3.5. Visualization Analysis of Attention Weights

Grad-CAM is a classic deep learning technique for visualizing model decisions. Grad-CAM helps break the “black-box” nature of classification predictions and improves model interpretability. This paper uses Grad-CAM to explain visually the features learned by the multilevel attention model. The multilevel attention model assigns different weights to different time segments of ECG signals and helps the model focus on the most informative parts of the data signals.

As shown in Figure 11, Grad-CAM is used to visualize the features learned by the model as heatmaps. Darker colors indicate segments of the ECG signal that receive higher attention weights from the model.

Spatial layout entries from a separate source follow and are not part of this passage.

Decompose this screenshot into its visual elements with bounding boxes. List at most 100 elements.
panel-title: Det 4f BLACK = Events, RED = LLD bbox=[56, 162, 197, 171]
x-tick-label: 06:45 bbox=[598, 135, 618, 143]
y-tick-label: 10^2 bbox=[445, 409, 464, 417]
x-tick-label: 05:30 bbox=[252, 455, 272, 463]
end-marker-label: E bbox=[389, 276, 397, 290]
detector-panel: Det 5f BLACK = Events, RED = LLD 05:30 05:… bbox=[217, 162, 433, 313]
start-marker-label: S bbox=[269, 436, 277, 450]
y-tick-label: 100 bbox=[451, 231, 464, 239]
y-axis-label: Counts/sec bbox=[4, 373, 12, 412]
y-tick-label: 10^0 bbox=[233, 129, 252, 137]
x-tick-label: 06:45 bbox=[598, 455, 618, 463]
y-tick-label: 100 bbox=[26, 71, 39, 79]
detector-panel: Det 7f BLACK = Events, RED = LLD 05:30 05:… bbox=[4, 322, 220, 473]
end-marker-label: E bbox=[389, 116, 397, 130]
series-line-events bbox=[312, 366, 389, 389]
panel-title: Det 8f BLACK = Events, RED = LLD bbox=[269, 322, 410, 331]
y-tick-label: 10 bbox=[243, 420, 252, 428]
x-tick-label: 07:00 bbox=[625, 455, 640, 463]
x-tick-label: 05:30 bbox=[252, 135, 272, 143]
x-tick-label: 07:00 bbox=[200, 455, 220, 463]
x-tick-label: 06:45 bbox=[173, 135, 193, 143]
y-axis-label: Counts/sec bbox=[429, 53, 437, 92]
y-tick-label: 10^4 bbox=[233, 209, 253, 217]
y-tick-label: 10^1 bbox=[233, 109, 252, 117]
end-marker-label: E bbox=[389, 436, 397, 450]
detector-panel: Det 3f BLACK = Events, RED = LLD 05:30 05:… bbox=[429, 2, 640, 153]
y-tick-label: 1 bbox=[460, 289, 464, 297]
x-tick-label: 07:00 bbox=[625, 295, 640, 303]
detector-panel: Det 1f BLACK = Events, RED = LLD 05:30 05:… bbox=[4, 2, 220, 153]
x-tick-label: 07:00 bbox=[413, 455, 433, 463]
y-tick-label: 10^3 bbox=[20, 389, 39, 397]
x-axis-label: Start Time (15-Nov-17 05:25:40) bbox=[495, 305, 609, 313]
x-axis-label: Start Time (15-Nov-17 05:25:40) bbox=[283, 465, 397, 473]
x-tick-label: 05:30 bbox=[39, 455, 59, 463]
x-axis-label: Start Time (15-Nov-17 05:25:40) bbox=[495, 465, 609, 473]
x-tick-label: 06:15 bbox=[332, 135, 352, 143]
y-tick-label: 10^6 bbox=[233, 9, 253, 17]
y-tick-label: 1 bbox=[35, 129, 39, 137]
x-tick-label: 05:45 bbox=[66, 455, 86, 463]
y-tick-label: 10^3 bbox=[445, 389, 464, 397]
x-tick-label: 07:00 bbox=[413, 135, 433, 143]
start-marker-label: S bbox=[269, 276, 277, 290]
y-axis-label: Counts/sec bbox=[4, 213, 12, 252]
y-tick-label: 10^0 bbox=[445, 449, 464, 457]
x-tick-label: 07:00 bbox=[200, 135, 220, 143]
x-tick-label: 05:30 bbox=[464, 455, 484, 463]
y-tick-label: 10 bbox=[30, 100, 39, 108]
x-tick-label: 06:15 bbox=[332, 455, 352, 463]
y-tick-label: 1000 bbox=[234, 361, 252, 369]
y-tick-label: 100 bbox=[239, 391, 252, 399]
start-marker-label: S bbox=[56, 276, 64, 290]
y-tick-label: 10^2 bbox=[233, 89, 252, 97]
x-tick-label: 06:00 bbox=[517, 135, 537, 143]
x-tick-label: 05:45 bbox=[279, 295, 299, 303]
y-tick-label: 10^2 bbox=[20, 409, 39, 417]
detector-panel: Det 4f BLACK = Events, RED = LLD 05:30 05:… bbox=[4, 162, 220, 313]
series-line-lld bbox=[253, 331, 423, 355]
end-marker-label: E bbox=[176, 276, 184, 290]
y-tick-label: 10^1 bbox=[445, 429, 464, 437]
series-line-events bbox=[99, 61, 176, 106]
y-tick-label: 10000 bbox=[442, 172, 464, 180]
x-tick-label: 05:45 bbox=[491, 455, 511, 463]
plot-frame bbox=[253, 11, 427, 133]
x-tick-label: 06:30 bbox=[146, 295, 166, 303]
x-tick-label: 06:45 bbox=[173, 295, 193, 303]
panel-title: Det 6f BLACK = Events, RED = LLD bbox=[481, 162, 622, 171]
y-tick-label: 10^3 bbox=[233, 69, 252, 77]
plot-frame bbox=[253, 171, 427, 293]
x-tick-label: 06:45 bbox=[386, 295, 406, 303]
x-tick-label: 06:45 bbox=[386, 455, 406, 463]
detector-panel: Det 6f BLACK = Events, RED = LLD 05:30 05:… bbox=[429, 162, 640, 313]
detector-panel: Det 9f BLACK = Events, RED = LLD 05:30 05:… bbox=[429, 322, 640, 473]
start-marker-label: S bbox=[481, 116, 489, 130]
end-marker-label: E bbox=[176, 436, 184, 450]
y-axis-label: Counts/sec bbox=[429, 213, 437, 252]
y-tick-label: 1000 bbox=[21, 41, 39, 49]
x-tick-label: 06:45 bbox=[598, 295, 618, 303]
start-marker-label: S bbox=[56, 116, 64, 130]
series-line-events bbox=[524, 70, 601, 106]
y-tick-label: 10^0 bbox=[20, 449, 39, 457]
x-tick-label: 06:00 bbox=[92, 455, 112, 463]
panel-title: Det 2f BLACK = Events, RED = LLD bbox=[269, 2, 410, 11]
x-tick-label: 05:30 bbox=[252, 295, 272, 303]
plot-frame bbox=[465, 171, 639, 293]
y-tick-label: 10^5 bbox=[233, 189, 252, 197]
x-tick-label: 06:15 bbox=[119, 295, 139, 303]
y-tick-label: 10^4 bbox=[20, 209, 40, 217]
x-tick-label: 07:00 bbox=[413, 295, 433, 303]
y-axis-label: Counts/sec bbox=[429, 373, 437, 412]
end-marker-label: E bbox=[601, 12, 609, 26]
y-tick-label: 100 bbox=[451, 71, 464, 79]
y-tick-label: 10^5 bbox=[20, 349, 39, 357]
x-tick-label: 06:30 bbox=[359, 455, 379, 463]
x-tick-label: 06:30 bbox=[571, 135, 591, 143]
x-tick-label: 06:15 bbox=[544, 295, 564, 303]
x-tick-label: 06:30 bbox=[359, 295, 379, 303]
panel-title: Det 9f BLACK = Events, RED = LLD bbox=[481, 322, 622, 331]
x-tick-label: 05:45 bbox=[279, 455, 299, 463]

From Figure 11a, which corresponds to AF samples, the highlighted regions coincide with the disappearance of the P wave and the emergence of continuous, irregular F waves. This indicates that the model correctly attends to clinically relevant abnormalities when detecting AF. In contrast, Figure 11b shows normal ECGs, where the attention distribution is relatively uniform and primarily concentrated on the QRS complex. This suggests that for normal rhythms the model emphasizes ventricular depolarization, consistent with clinical interpretation.

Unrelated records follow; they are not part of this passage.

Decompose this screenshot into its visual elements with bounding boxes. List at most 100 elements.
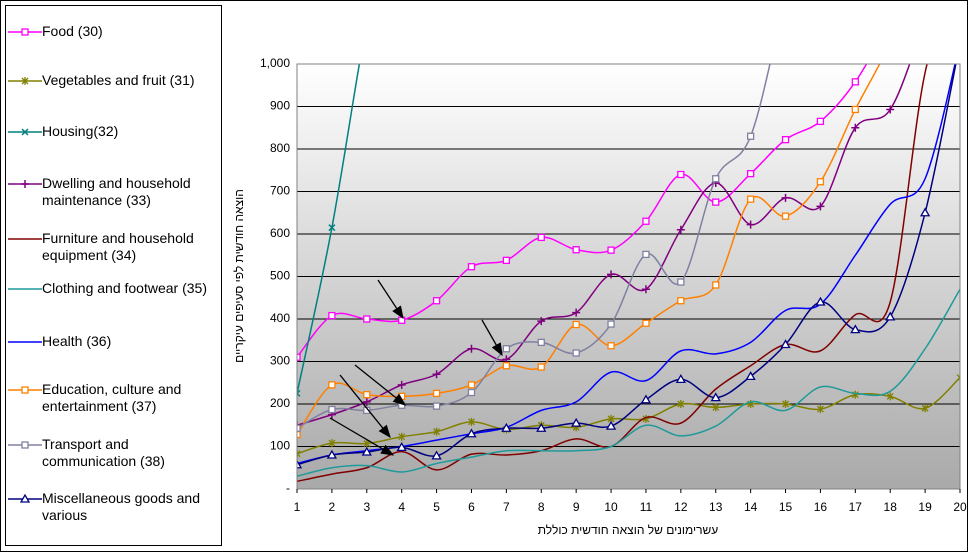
legend-swatch [8,28,42,36]
marker [398,316,406,324]
legend-label: Furniture and household equipment (34) [42,230,194,263]
legend-label: Housing(32) [42,123,119,139]
y-tick-label: 300 [270,354,290,368]
marker [816,202,825,211]
arrow [329,417,395,456]
marker [364,19,370,25]
marker [501,422,512,432]
marker [432,389,441,398]
marker [676,225,685,234]
marker [21,441,29,449]
y-tick-label: 100 [270,439,290,453]
marker [956,373,960,382]
x-tick-label: 19 [918,500,932,514]
series-line [297,377,960,455]
legend-label: Health (36) [42,333,112,349]
legend: Food (30) Vegetables and fruit (31) Housin… [5,5,222,546]
legend-label: Education, culture and entertainment (37… [42,381,182,414]
marker [537,338,545,347]
marker [328,224,336,232]
y-tick-label: 600 [270,226,290,240]
marker [19,493,31,503]
x-tick-label: 2 [329,500,336,514]
marker [361,446,372,456]
marker [467,381,476,389]
legend-swatch [8,288,42,290]
marker [781,135,790,144]
legend-swatch [8,77,42,85]
legend-label: Food (30) [42,23,103,39]
marker [571,417,582,427]
marker [297,353,301,361]
legend-swatch [8,341,42,343]
legend-label: Dwelling and household maintenance (33) [42,175,191,208]
x-tick-label: 9 [573,500,580,514]
legend-swatch [8,238,42,240]
marker [712,175,720,183]
marker [537,233,545,242]
marker [781,193,790,202]
marker [642,217,650,225]
marker [887,40,893,46]
legend-label: Clothing and footwear (35) [42,280,207,296]
marker [328,439,336,448]
marker [886,392,894,401]
marker [816,405,824,414]
x-tick-label: 14 [744,500,758,514]
marker [537,317,546,326]
marker [362,397,371,406]
marker [607,246,615,254]
marker [710,392,721,402]
y-tick-label: 400 [270,311,290,325]
x-tick-label: 1 [294,500,301,514]
x-tick-label: 3 [363,500,370,514]
marker [642,250,650,259]
x-tick-label: 10 [604,500,618,514]
marker [502,355,511,364]
marker [956,39,964,46]
arrow [354,364,407,406]
marker [605,420,617,430]
marker [431,450,442,460]
x-tick-label: 17 [849,500,863,514]
marker [815,296,826,306]
marker [782,400,789,408]
marker [297,430,301,439]
legend-label: Transport and communication (38) [42,436,165,469]
marker [607,320,615,328]
plot-frame [296,63,961,490]
arrow [481,319,503,357]
x-tick-label: 8 [538,500,545,514]
marker [746,220,755,229]
x-tick-label: 15 [779,500,793,514]
marker [21,386,29,394]
marker [677,170,685,179]
x-tick-label: 11 [640,500,653,514]
marker [885,311,896,321]
legend-label: Vegetables and fruit (31) [42,72,195,88]
marker [607,270,616,279]
marker [851,78,859,86]
x-tick-label: 4 [398,500,405,514]
legend-swatch [8,493,42,503]
marker [328,405,336,414]
marker [712,198,720,206]
marker [396,442,407,451]
y-tick-label: 900 [270,99,290,113]
marker [326,449,338,459]
marker [851,105,859,114]
x-tick-label: 13 [709,500,723,514]
marker [642,319,650,327]
y-axis-title: הוצאה חודשית לפי סעיפים עיקריים [232,189,246,363]
marker [746,132,755,140]
x-tick-label: 18 [884,500,898,514]
marker [432,402,441,410]
y-tick-label: 700 [270,184,290,198]
marker [297,459,303,469]
marker [886,105,895,114]
marker [816,117,825,126]
marker [745,371,756,381]
series-line [297,64,956,465]
marker [607,342,615,350]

These observations confirm that the proposed multilevel attention model learns features aligned with established clinical markers. The visualization thus demonstrates the model’s interpretability and its effectiveness in identifying abnormal atrial activity associated with AF.

4. Conclusions

This study proposed a hierarchical multiattention temporal fusion network integrating CNN and Bi-LSTM architectures for AF analysis. The model achieved high accuracy in classifying PAAF and PEAF (95.77%) and in predicting PAAF episodes 30 min before onset (96.36%). It incorporated lead-specific weighting, adaptive morphological feature extraction using CondConv, and rhythm-aware self-attention to capture discriminative ECG patterns. Grad-CAM visualizations confirmed its focus on clinical markers such as P-wave abnormalities and irregular RR intervals. The framework was validated on clinical data from the FZU-FPH database and achieved 94.31% accuracy, demonstrating good generalizability across clinical settings. However, the study has several limitations. Due to database constraints, only two-lead ECG signals were used, limiting the cardiac information available for analysis. The model also contains a relatively large number of parameters, which increases computational complexity. Future work could explore lightweight architectures and edge-computing deployment to enable real-time monitoring on wearable devices. Additionally, the analysis relied solely on ECG data; integrating multimodal information such as physiological signals and medical imaging may further enhance diagnostic accuracy. This study demonstrates the feasibility and effectiveness of combining multi-level attention mechanisms with temporal modeling for AF detection and prediction. Future extensions in these directions are expected to improve both the clinical utility and interpretability of the framework.